Puede mencionarse en la etiqueta el calificativo de natural y puede
ser objeto de denominación de origen cuando responda a características
singulares ligadas a una determinada comarca.
Aceite de oliva virgen
En comparación con el aceite de oliva virgen extra, este aceite
tiene pequeños defectos organolépticos. Su acidez libre
no ha de superar el 2 por ciento.
Aceite de oliva
Es la mezcla de aceite de oliva refinado (obtenido de la refinación
del aceite de oliva virgen lampante) y de aceite de oliva virgen directamente
comestible, en proporción variable. El aceite de oliva virgen
aporta a la mezcla las características organolépticas
y los antioxidantes que la refinación ha eliminado. La acidez
libre del aceite de oliva no puede sobrepasar el 1,5 por ciento.
Aceite de orujo de oliva
Es la mezcla de aceite de orujo de oliva refinado y de aceite de oliva
virgen directamente comestible en proporción variable: al igual
que para el aceite de oliva, su acidez libre no puede sobrepasar al
1,5 por ciento.
De la pasta de aceituna resultante de la elaboración de los
aceites de oliva vírgenes se obtiene, por extracción de
disolventes, el aceite de orujo de oliva crudo, que ha de ser
necesariamente refinado para su uso en la alimentación.
Acidez y Pureza
La acidez es un parámetro químico que en el aceite de
oliva no guarda relación con el color, olor y sabor (es decir,
hay aceites de oliva vírgenes con acidez muy baja y con un sabor
intenso).
Y la pureza es un término que se aplica para calificar los aceites
de sabor suave o para identificar los vírgenes de calidad superior
(extras).
Color y sabor
Los aceites de oliva no son iguales, pero se les puede identificar.

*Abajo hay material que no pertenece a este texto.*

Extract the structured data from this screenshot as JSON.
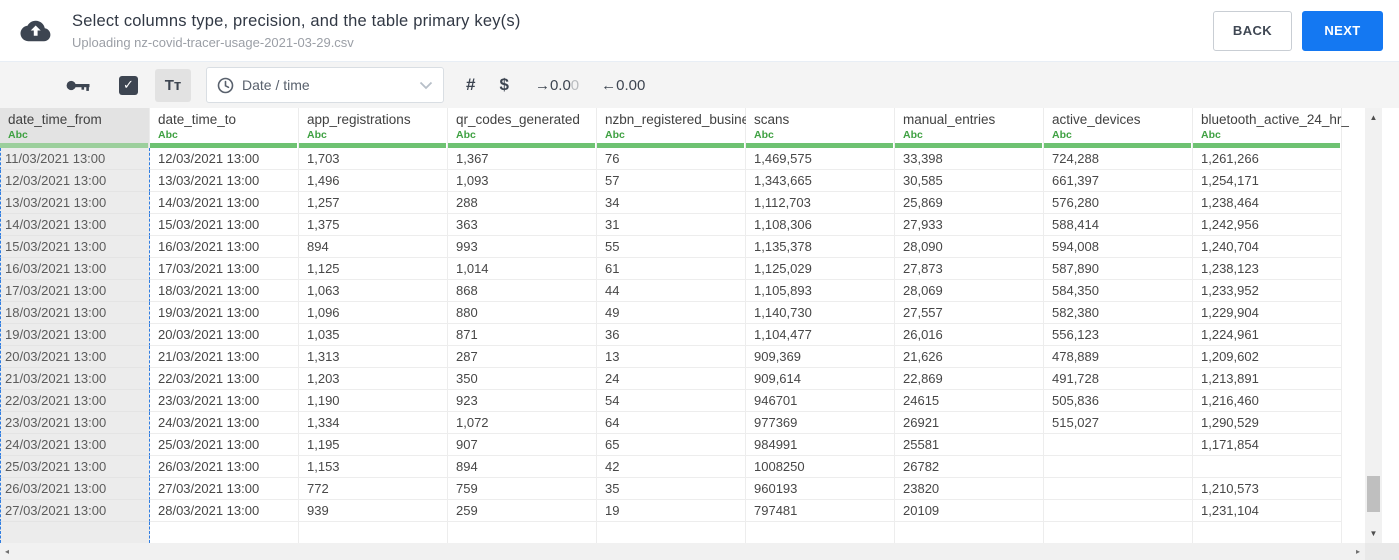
{
  "header": {
    "title": "Select columns type, precision, and the table primary key(s)",
    "subtitle": "Uploading nz-covid-tracer-usage-2021-03-29.csv",
    "back_label": "BACK",
    "next_label": "NEXT"
  },
  "toolbar": {
    "key_icon": "primary-key-icon",
    "checkbox_checked": true,
    "check_glyph": "✓",
    "text_type_label": "Tᴛ",
    "type_dropdown_value": "Date / time",
    "number_type_label": "#",
    "currency_type_label": "$",
    "precision_add_arrow": "→",
    "precision_add_value": "0.0",
    "precision_add_ghost": "0",
    "precision_remove_arrow": "←",
    "precision_remove_value": "0.00"
  },
  "table": {
    "type_badge": "Abc",
    "columns": [
      {
        "name": "date_time_from",
        "selected": true
      },
      {
        "name": "date_time_to",
        "selected": false
      },
      {
        "name": "app_registrations",
        "selected": false
      },
      {
        "name": "qr_codes_generated",
        "selected": false
      },
      {
        "name": "nzbn_registered_busine",
        "selected": false
      },
      {
        "name": "scans",
        "selected": false
      },
      {
        "name": "manual_entries",
        "selected": false
      },
      {
        "name": "active_devices",
        "selected": false
      },
      {
        "name": "bluetooth_active_24_hr_",
        "selected": false
      }
    ],
    "rows": [
      [
        "11/03/2021 13:00",
        "12/03/2021 13:00",
        "1,703",
        "1,367",
        "76",
        "1,469,575",
        "33,398",
        "724,288",
        "1,261,266"
      ],
      [
        "12/03/2021 13:00",
        "13/03/2021 13:00",
        "1,496",
        "1,093",
        "57",
        "1,343,665",
        "30,585",
        "661,397",
        "1,254,171"
      ],
      [
        "13/03/2021 13:00",
        "14/03/2021 13:00",
        "1,257",
        "288",
        "34",
        "1,112,703",
        "25,869",
        "576,280",
        "1,238,464"
      ],
      [
        "14/03/2021 13:00",
        "15/03/2021 13:00",
        "1,375",
        "363",
        "31",
        "1,108,306",
        "27,933",
        "588,414",
        "1,242,956"
      ],
      [
        "15/03/2021 13:00",
        "16/03/2021 13:00",
        "894",
        "993",
        "55",
        "1,135,378",
        "28,090",
        "594,008",
        "1,240,704"
      ],
      [
        "16/03/2021 13:00",
        "17/03/2021 13:00",
        "1,125",
        "1,014",
        "61",
        "1,125,029",
        "27,873",
        "587,890",
        "1,238,123"
      ],
      [
        "17/03/2021 13:00",
        "18/03/2021 13:00",
        "1,063",
        "868",
        "44",
        "1,105,893",
        "28,069",
        "584,350",
        "1,233,952"
      ],
      [
        "18/03/2021 13:00",
        "19/03/2021 13:00",
        "1,096",
        "880",
        "49",
        "1,140,730",
        "27,557",
        "582,380",
        "1,229,904"
      ],
      [
        "19/03/2021 13:00",
        "20/03/2021 13:00",
        "1,035",
        "871",
        "36",
        "1,104,477",
        "26,016",
        "556,123",
        "1,224,961"
      ],
      [
        "20/03/2021 13:00",
        "21/03/2021 13:00",
        "1,313",
        "287",
        "13",
        "909,369",
        "21,626",
        "478,889",
        "1,209,602"
      ],
      [
        "21/03/2021 13:00",
        "22/03/2021 13:00",
        "1,203",
        "350",
        "24",
        "909,614",
        "22,869",
        "491,728",
        "1,213,891"
      ],
      [
        "22/03/2021 13:00",
        "23/03/2021 13:00",
        "1,190",
        "923",
        "54",
        "946701",
        "24615",
        "505,836",
        "1,216,460"
      ],
      [
        "23/03/2021 13:00",
        "24/03/2021 13:00",
        "1,334",
        "1,072",
        "64",
        "977369",
        "26921",
        "515,027",
        "1,290,529"
      ],
      [
        "24/03/2021 13:00",
        "25/03/2021 13:00",
        "1,195",
        "907",
        "65",
        "984991",
        "25581",
        "",
        "1,171,854"
      ],
      [
        "25/03/2021 13:00",
        "26/03/2021 13:00",
        "1,153",
        "894",
        "42",
        "1008250",
        "26782",
        "",
        ""
      ],
      [
        "26/03/2021 13:00",
        "27/03/2021 13:00",
        "772",
        "759",
        "35",
        "960193",
        "23820",
        "",
        "1,210,573"
      ],
      [
        "27/03/2021 13:00",
        "28/03/2021 13:00",
        "939",
        "259",
        "19",
        "797481",
        "20109",
        "",
        "1,231,104"
      ]
    ]
  },
  "scrollbars": {
    "up_glyph": "▲",
    "down_glyph": "▼",
    "left_glyph": "◂",
    "right_glyph": "▸"
  },
  "colors": {
    "accent_blue": "#1478f2",
    "type_green": "#3fa142",
    "header_bar_green": "#6ec272",
    "selected_bar_green": "#9ccf9c",
    "selection_dash_blue": "#2f7de1"
  }
}
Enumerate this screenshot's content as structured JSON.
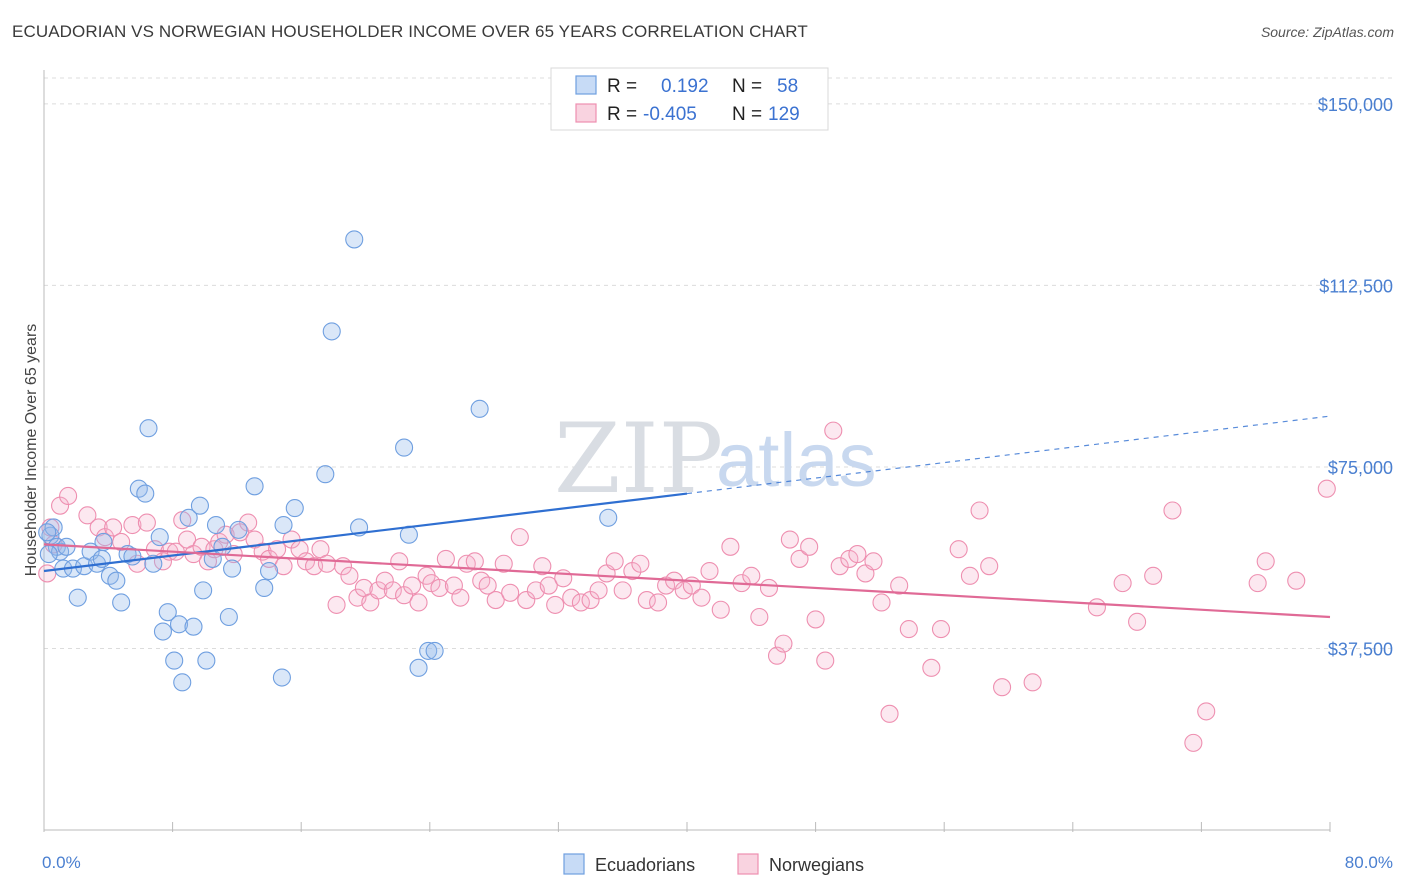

Los de color amarillo-dorado suelen ser aceites dulces, por lo
general de recolección tardía. Los amarillo-verdosos
suelen ser aceites más afrutados, con frecuencia un punto amargos,
como corresponde a aceitunas que no han concluido su período
de maduración.
Origen
Los aceites andaluces,
procedentes en su mayoría de las aceitunas picual, picudo
y hojiblanca, son afrutados, huelen a hierbas recién cortadas,
son ligeramente amargos y algo picantes y muestran una gran resistencia
al enranciamiento. Son perfectos para guisar pescados, sofritos,
guisos y estofados, escabeches y platos que contengan ajo.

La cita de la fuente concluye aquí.